Le funzioni preposte a tali controlli sono distinte da quelle produttive; esse concorrono alla definizione delle politiche di governo dei rischi e del processo di gestione dei rischi;

  • revisione interna (cosiddetti “controlli di terzo livello”), volta a individuare violazioni delle procedure e della regolamentazione nonché a valutare periodicamente la completezza, l’adeguatezza, la funzionalità (in termini di efficienza ed efficacia) e l’affidabilità del sistema dei controlli interni e del sistema informativo (ICT audit), con cadenza prefissata in relazione alla natura e all’intensità dei rischi. La funzione di revisione interna è volta, da un lato, a controllare, in un’ottica di controlli di terzo livello, anche con verifiche in loco, il regolare andamento dell’operatività e l’evoluzione dei rischi, e, dall’altro, a valutare la completezza, l’adeguatezza, la funzionalità e l’affidabilità della struttura organizzativa e delle altre componenti del sistema dei controlli interni, portando all’attenzione degli organi aziendali i possibili miglioramenti, con particolare riferimento al RAF, al processo di gestione dei rischi nonché agli strumenti di misurazione e controllo degli stessi. Sulla base dei risultati dei propri controlli formula raccomandazioni agli organi aziendali.

Controlli interni necessari per la compliance al GDPR

Svolgere regolarmente attività di verifiche interne ed implementare un sistema di controlli interni la cui complessità deve essere proporzionale da un lato al rischio e dall’altro alla struttura dell’azienda è sempre più una necessità imposta dai vari enti normativi.

Lo stesso GDPR, la cui applicazione coinvolge aziende ed enti di ogni dimensione richiede ai titolari di essere in grado di dimostrare la propria conformità alla norma.

Al riguardo il WP29 nel suo parere WP 173 Parere 3/2010 indicava lo strumento utile a tale fine:

53. Esistono vari metodi a disposizione dei titolari del trattamento per valutare l’efficacia (o l’inefficacia) delle misure. Per il trattamento di dati di maggiori dimensioni, più complesso e ad alto rischio, gli audit interni ed esterni sono metodi comuni di verifica. Anche il modo in cui vengono condotti gli audit può variare, da audit completi ad audit negativi (che possono a loro volta assumere forme diverse).

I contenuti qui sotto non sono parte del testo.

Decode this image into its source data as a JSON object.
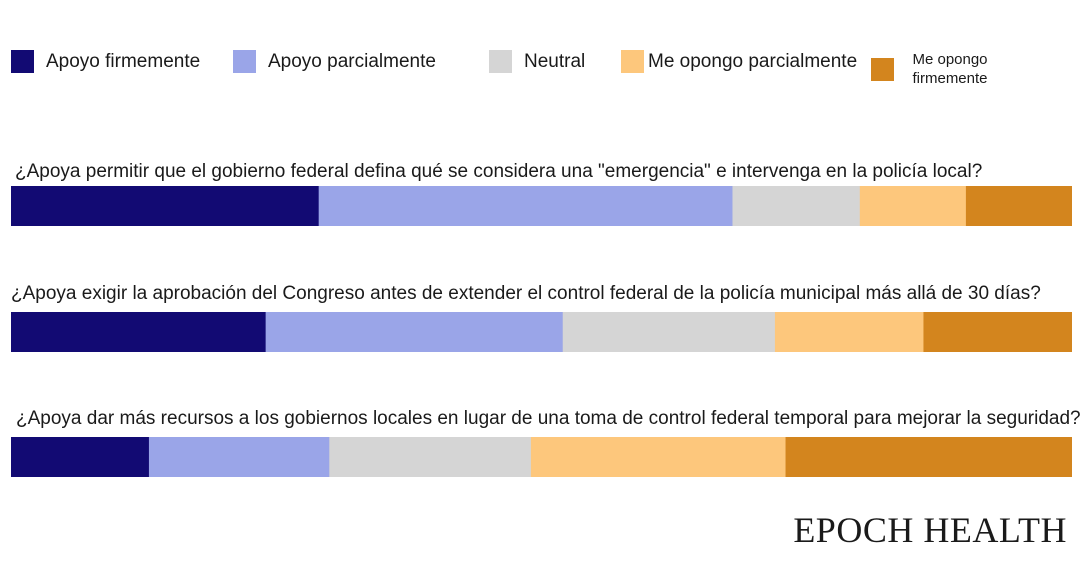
{
  "chart_data": {
    "type": "bar",
    "stacked": true,
    "orientation": "horizontal",
    "value_unit": "percent of respondents (estimated from bar widths)",
    "legend_position": "top",
    "categories": [
      "¿Apoya permitir que el gobierno federal defina qué se considera una \"emergencia\" e intervenga en la policía local?",
      "¿Apoya exigir la aprobación del Congreso antes de extender el control federal de la policía municipal más allá de 30 días?",
      "¿Apoya dar más recursos a los gobiernos locales en lugar de una toma de control federal temporal para mejorar la seguridad?"
    ],
    "series": [
      {
        "name": "Apoyo firmemente",
        "color": "#120a73",
        "values": [
          29,
          24,
          13
        ]
      },
      {
        "name": "Apoyo parcialmente",
        "color": "#9aa5e8",
        "values": [
          39,
          28,
          17
        ]
      },
      {
        "name": "Neutral",
        "color": "#d5d5d5",
        "values": [
          12,
          20,
          19
        ]
      },
      {
        "name": "Me opongo parcialmente",
        "color": "#fdc77c",
        "values": [
          10,
          14,
          24
        ]
      },
      {
        "name": "Me opongo firmemente",
        "color": "#d3851e",
        "values": [
          10,
          14,
          27
        ]
      }
    ]
  },
  "brand": "EPOCH HEALTH"
}
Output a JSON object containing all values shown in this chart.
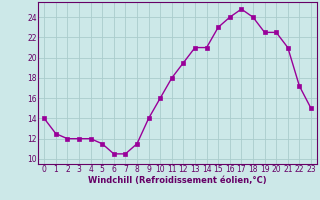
{
  "hours": [
    0,
    1,
    2,
    3,
    4,
    5,
    6,
    7,
    8,
    9,
    10,
    11,
    12,
    13,
    14,
    15,
    16,
    17,
    18,
    19,
    20,
    21,
    22,
    23
  ],
  "values": [
    14,
    12.5,
    12,
    12,
    12,
    11.5,
    10.5,
    10.5,
    11.5,
    14,
    16,
    18,
    19.5,
    21,
    21,
    23,
    24,
    24.8,
    24,
    22.5,
    22.5,
    21,
    17.2,
    15
  ],
  "line_color": "#990099",
  "marker": "s",
  "marker_size": 2.5,
  "bg_color": "#cce8e8",
  "grid_color": "#aacccc",
  "xlabel": "Windchill (Refroidissement éolien,°C)",
  "ylim": [
    9.5,
    25.5
  ],
  "xlim": [
    -0.5,
    23.5
  ],
  "yticks": [
    10,
    12,
    14,
    16,
    18,
    20,
    22,
    24
  ],
  "xticks": [
    0,
    1,
    2,
    3,
    4,
    5,
    6,
    7,
    8,
    9,
    10,
    11,
    12,
    13,
    14,
    15,
    16,
    17,
    18,
    19,
    20,
    21,
    22,
    23
  ],
  "tick_fontsize": 5.5,
  "label_fontsize": 6.0,
  "tick_color": "#660066",
  "label_color": "#660066",
  "spine_color": "#660066",
  "line_width": 1.0
}
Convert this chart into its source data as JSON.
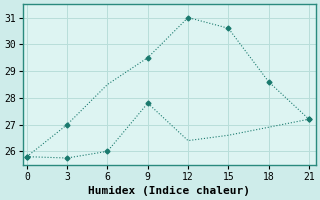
{
  "line1_x": [
    0,
    3,
    6,
    9,
    12,
    15,
    18,
    21
  ],
  "line1_y": [
    25.8,
    27.0,
    28.5,
    29.5,
    31.0,
    30.6,
    28.6,
    27.2
  ],
  "line2_x": [
    0,
    3,
    6,
    9,
    12,
    15,
    18,
    21
  ],
  "line2_y": [
    25.8,
    25.75,
    26.0,
    27.8,
    26.4,
    26.6,
    26.9,
    27.2
  ],
  "line1_markers_x": [
    0,
    3,
    9,
    12,
    15,
    18,
    21
  ],
  "line1_markers_y": [
    25.8,
    27.0,
    29.5,
    31.0,
    30.6,
    28.6,
    27.2
  ],
  "line2_markers_x": [
    0,
    3,
    6,
    9,
    21
  ],
  "line2_markers_y": [
    25.8,
    25.75,
    26.0,
    27.8,
    27.2
  ],
  "line_color": "#1a7a6e",
  "bg_color": "#ceecea",
  "plot_bg_color": "#ddf4f2",
  "grid_color": "#b8deda",
  "xlabel": "Humidex (Indice chaleur)",
  "xticks": [
    0,
    3,
    6,
    9,
    12,
    15,
    18,
    21
  ],
  "yticks": [
    26,
    27,
    28,
    29,
    30,
    31
  ],
  "xlim": [
    -0.3,
    21.5
  ],
  "ylim": [
    25.5,
    31.5
  ],
  "marker": "D",
  "markersize": 2.5,
  "linewidth": 0.8,
  "font_family": "monospace",
  "xlabel_fontsize": 8,
  "tick_fontsize": 7
}
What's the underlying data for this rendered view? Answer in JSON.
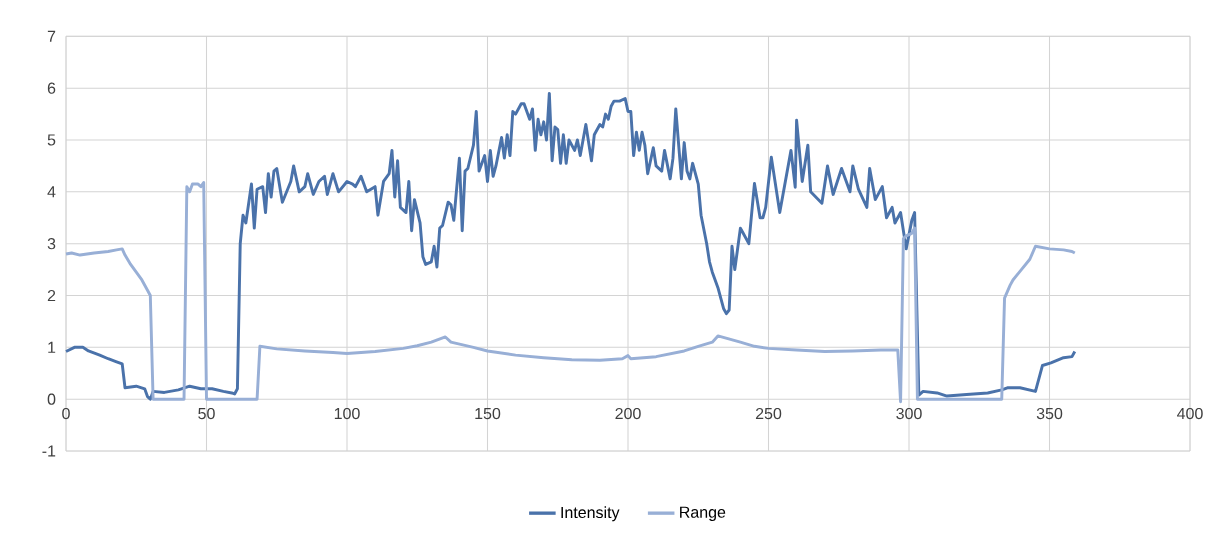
{
  "chart_data": {
    "type": "line",
    "xlim": [
      0,
      400
    ],
    "ylim": [
      -1,
      7
    ],
    "xticks": [
      0,
      50,
      100,
      150,
      200,
      250,
      300,
      350,
      400
    ],
    "yticks": [
      -1,
      0,
      1,
      2,
      3,
      4,
      5,
      6,
      7
    ],
    "grid": true,
    "legend": "bottom",
    "series": [
      {
        "name": "Intensity",
        "color": "#4a72aa",
        "x": [
          0,
          3,
          6,
          8,
          12,
          15,
          18,
          20,
          21,
          25,
          28,
          29,
          30,
          31,
          35,
          40,
          44,
          48,
          52,
          56,
          59,
          60,
          61,
          62,
          63,
          64,
          66,
          67,
          68,
          70,
          71,
          72,
          73,
          74,
          75,
          77,
          80,
          81,
          83,
          85,
          86,
          88,
          90,
          92,
          93,
          95,
          97,
          100,
          102,
          103,
          105,
          107,
          110,
          111,
          113,
          115,
          116,
          117,
          118,
          119,
          121,
          122,
          123,
          124,
          126,
          127,
          128,
          130,
          131,
          132,
          133,
          134,
          136,
          137,
          138,
          140,
          141,
          142,
          143,
          145,
          146,
          147,
          149,
          150,
          151,
          152,
          153,
          155,
          156,
          157,
          158,
          159,
          160,
          162,
          163,
          165,
          166,
          167,
          168,
          169,
          170,
          171,
          172,
          173,
          174,
          175,
          176,
          177,
          178,
          179,
          181,
          182,
          183,
          184,
          185,
          187,
          188,
          190,
          191,
          192,
          193,
          194,
          195,
          197,
          199,
          200,
          201,
          202,
          203,
          204,
          205,
          206,
          207,
          209,
          210,
          212,
          213,
          215,
          216,
          217,
          219,
          220,
          221,
          222,
          223,
          225,
          226,
          228,
          229,
          230,
          231,
          232,
          234,
          235,
          236,
          237,
          238,
          240,
          241,
          243,
          245,
          247,
          248,
          249,
          251,
          254,
          258,
          259.5,
          260,
          262,
          264,
          265,
          269,
          271,
          273,
          276,
          279,
          280,
          282,
          285,
          286,
          288,
          290.5,
          292,
          294,
          295,
          297,
          299,
          301,
          302,
          303.5,
          305,
          310,
          313.5,
          320.5,
          328,
          333,
          335,
          339.5,
          345,
          347.5,
          350.5,
          355,
          358,
          359
        ],
        "values": [
          0.92,
          1.0,
          1.0,
          0.93,
          0.85,
          0.78,
          0.72,
          0.68,
          0.22,
          0.25,
          0.2,
          0.05,
          0.0,
          0.15,
          0.13,
          0.18,
          0.25,
          0.2,
          0.2,
          0.15,
          0.12,
          0.1,
          0.2,
          3.0,
          3.55,
          3.4,
          4.15,
          3.3,
          4.05,
          4.1,
          3.6,
          4.35,
          3.9,
          4.4,
          4.45,
          3.8,
          4.2,
          4.5,
          4.0,
          4.1,
          4.35,
          3.95,
          4.2,
          4.3,
          3.95,
          4.35,
          4.0,
          4.2,
          4.15,
          4.1,
          4.3,
          4.0,
          4.1,
          3.55,
          4.2,
          4.35,
          4.8,
          3.9,
          4.6,
          3.7,
          3.6,
          4.2,
          3.25,
          3.85,
          3.4,
          2.75,
          2.6,
          2.65,
          2.95,
          2.55,
          3.3,
          3.35,
          3.8,
          3.75,
          3.45,
          4.65,
          3.25,
          4.4,
          4.45,
          4.9,
          5.55,
          4.4,
          4.7,
          4.2,
          4.8,
          4.3,
          4.5,
          5.05,
          4.65,
          5.1,
          4.7,
          5.55,
          5.5,
          5.7,
          5.7,
          5.4,
          5.6,
          4.8,
          5.4,
          5.1,
          5.35,
          5.0,
          5.9,
          4.6,
          5.25,
          5.2,
          4.55,
          5.1,
          4.55,
          5.0,
          4.8,
          5.0,
          4.7,
          5.0,
          5.3,
          4.6,
          5.1,
          5.3,
          5.25,
          5.5,
          5.4,
          5.65,
          5.75,
          5.75,
          5.8,
          5.55,
          5.55,
          4.7,
          5.15,
          4.8,
          5.15,
          4.9,
          4.35,
          4.85,
          4.5,
          4.4,
          4.8,
          4.25,
          4.65,
          5.6,
          4.25,
          4.95,
          4.4,
          4.25,
          4.55,
          4.15,
          3.55,
          3.0,
          2.65,
          2.45,
          2.3,
          2.15,
          1.75,
          1.65,
          1.72,
          2.95,
          2.5,
          3.3,
          3.2,
          3.0,
          4.16,
          3.5,
          3.5,
          3.7,
          4.67,
          3.6,
          4.8,
          4.09,
          5.38,
          4.2,
          4.9,
          4.0,
          3.78,
          4.5,
          3.95,
          4.45,
          4.0,
          4.5,
          4.05,
          3.7,
          4.45,
          3.85,
          4.1,
          3.5,
          3.7,
          3.4,
          3.6,
          2.9,
          3.45,
          3.6,
          0.08,
          0.15,
          0.12,
          0.06,
          0.09,
          0.12,
          0.18,
          0.22,
          0.22,
          0.15,
          0.65,
          0.7,
          0.8,
          0.82,
          0.92
        ]
      },
      {
        "name": "Range",
        "color": "#98afd6",
        "x": [
          0,
          2,
          5,
          10,
          15,
          18,
          20,
          21,
          23,
          25,
          27,
          29,
          30,
          31,
          42,
          43,
          44,
          45,
          47,
          48,
          49,
          50,
          68,
          69,
          75,
          85,
          95,
          100,
          110,
          120,
          125,
          130,
          135,
          137,
          145,
          150,
          160,
          170,
          180,
          190,
          198,
          200,
          201,
          210,
          220,
          225,
          230,
          232,
          240,
          245,
          250,
          260,
          270,
          280,
          290,
          296,
          297,
          298,
          299,
          301,
          302,
          303,
          333,
          334,
          336,
          337,
          340,
          343,
          345,
          350,
          355,
          358,
          359
        ],
        "values": [
          2.8,
          2.82,
          2.78,
          2.82,
          2.85,
          2.88,
          2.9,
          2.78,
          2.6,
          2.45,
          2.3,
          2.1,
          2.0,
          0.0,
          0.0,
          4.1,
          4.0,
          4.15,
          4.15,
          4.1,
          4.18,
          0.0,
          0.0,
          1.02,
          0.97,
          0.93,
          0.9,
          0.88,
          0.92,
          0.98,
          1.03,
          1.1,
          1.2,
          1.1,
          1.0,
          0.93,
          0.85,
          0.8,
          0.76,
          0.75,
          0.78,
          0.84,
          0.78,
          0.82,
          0.93,
          1.02,
          1.1,
          1.22,
          1.1,
          1.02,
          0.98,
          0.95,
          0.92,
          0.93,
          0.95,
          0.95,
          -0.05,
          3.1,
          3.15,
          3.2,
          3.3,
          0.0,
          0.0,
          1.95,
          2.2,
          2.3,
          2.5,
          2.7,
          2.95,
          2.9,
          2.88,
          2.85,
          2.82
        ]
      }
    ]
  }
}
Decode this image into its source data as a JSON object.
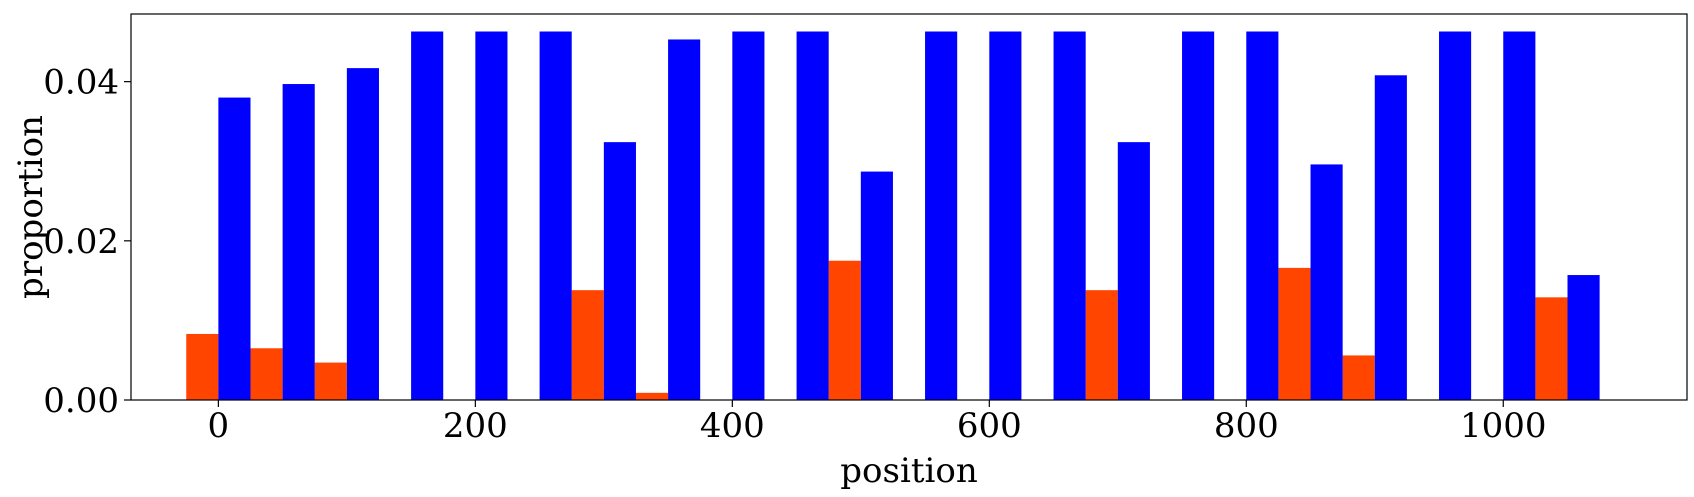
{
  "chart_data": {
    "type": "bar",
    "xlabel": "position",
    "ylabel": "proportion",
    "xlim": [
      -68,
      1143
    ],
    "ylim": [
      0,
      0.0485
    ],
    "x_ticks": [
      0,
      200,
      400,
      600,
      800,
      1000
    ],
    "x_tick_labels": [
      "0",
      "200",
      "400",
      "600",
      "800",
      "1000"
    ],
    "y_ticks": [
      0,
      0.02,
      0.04
    ],
    "y_tick_labels": [
      "0.00",
      "0.02",
      "0.04"
    ],
    "grid": false,
    "legend": "none",
    "bar_width": 25,
    "group_spacing": 50,
    "positions": [
      0,
      50,
      100,
      150,
      200,
      250,
      300,
      350,
      400,
      450,
      500,
      550,
      600,
      650,
      700,
      750,
      800,
      850,
      900,
      950,
      1000,
      1050
    ],
    "series": [
      {
        "color": "#ff4500",
        "offset": -12.5,
        "values": [
          0.0083,
          0.0065,
          0.0047,
          0,
          0,
          0,
          0.0138,
          0.0009,
          0,
          0,
          0.0175,
          0,
          0,
          0,
          0.0138,
          0,
          0,
          0.0166,
          0.0056,
          0,
          0,
          0.0129
        ]
      },
      {
        "color": "#0000ff",
        "offset": 12.5,
        "values": [
          0.038,
          0.0397,
          0.0417,
          0.0463,
          0.0463,
          0.0463,
          0.0324,
          0.0453,
          0.0463,
          0.0463,
          0.0287,
          0.0463,
          0.0463,
          0.0463,
          0.0324,
          0.0463,
          0.0463,
          0.0296,
          0.0408,
          0.0463,
          0.0463,
          0.0157
        ]
      }
    ]
  }
}
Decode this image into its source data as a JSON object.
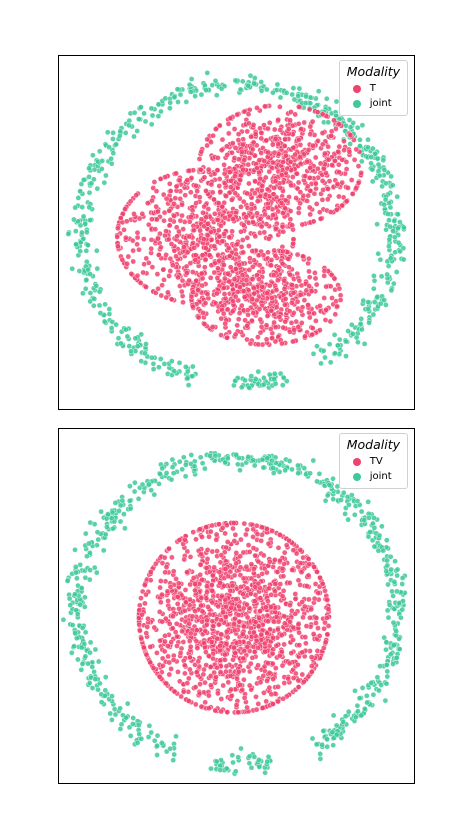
{
  "chart_data": [
    {
      "type": "scatter",
      "title": "",
      "xlabel": "",
      "ylabel": "",
      "grid": false,
      "legend": {
        "title": "Modality",
        "placement": "top-right",
        "entries": [
          {
            "label": "T",
            "color": "#f0426e"
          },
          {
            "label": "joint",
            "color": "#3ec99a"
          }
        ]
      },
      "series": [
        {
          "name": "T",
          "color": "#f0426e",
          "shape": "heart-shaped dense cluster in the center",
          "clusters": [
            {
              "center": [
                0.62,
                0.69
              ],
              "spread": [
                0.12,
                0.09
              ],
              "count": 700
            },
            {
              "center": [
                0.41,
                0.49
              ],
              "spread": [
                0.13,
                0.1
              ],
              "count": 700
            },
            {
              "center": [
                0.58,
                0.32
              ],
              "spread": [
                0.11,
                0.07
              ],
              "count": 500
            }
          ]
        },
        {
          "name": "joint",
          "color": "#3ec99a",
          "shape": "broken ring around the center",
          "ring": {
            "center": [
              0.5,
              0.5
            ],
            "radius": [
              0.44,
              0.42
            ],
            "gaps_deg": [
              [
                -72,
                -60
              ],
              [
                -105,
                -92
              ]
            ],
            "count": 650
          }
        }
      ]
    },
    {
      "type": "scatter",
      "title": "",
      "xlabel": "",
      "ylabel": "",
      "grid": false,
      "legend": {
        "title": "Modality",
        "placement": "top-right",
        "entries": [
          {
            "label": "TV",
            "color": "#f0426e"
          },
          {
            "label": "joint",
            "color": "#3ec99a"
          }
        ]
      },
      "series": [
        {
          "name": "TV",
          "color": "#f0426e",
          "shape": "round dense cluster in the center",
          "clusters": [
            {
              "center": [
                0.49,
                0.47
              ],
              "spread": [
                0.14,
                0.14
              ],
              "count": 1500
            }
          ]
        },
        {
          "name": "joint",
          "color": "#3ec99a",
          "shape": "broken ring around the center",
          "ring": {
            "center": [
              0.5,
              0.49
            ],
            "radius": [
              0.45,
              0.43
            ],
            "gaps_deg": [
              [
                -78,
                -62
              ],
              [
                -112,
                -100
              ]
            ],
            "count": 700
          }
        }
      ]
    }
  ]
}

Del resto, lo stesso DPO (art. 39, paragrafo b del GDPR) è chiamato a svolgere fra i propri compiti una attività di verifica a vari livelli:

b) sorvegliare l’osservanza del presente regolamento, di altre disposizioni dell’Unione o degli Stati membri relative alla protezione dei dati nonché delle politiche del titolare del trattamento o del responsabile del trattamento in materia di protezione dei dati personali, compresi l’attribuzione delle responsabilità, la sensibilizzazione e la formazione del personale che partecipa ai trattamenti e alle connesse attività di controllo;

motivo per cui sia le norme UNI 11697 prima citate relative alle figure professionali privacy, sia l’unica certificazione per DPO emessa da un’Autorità Garante prevedono espressamente tali competenze.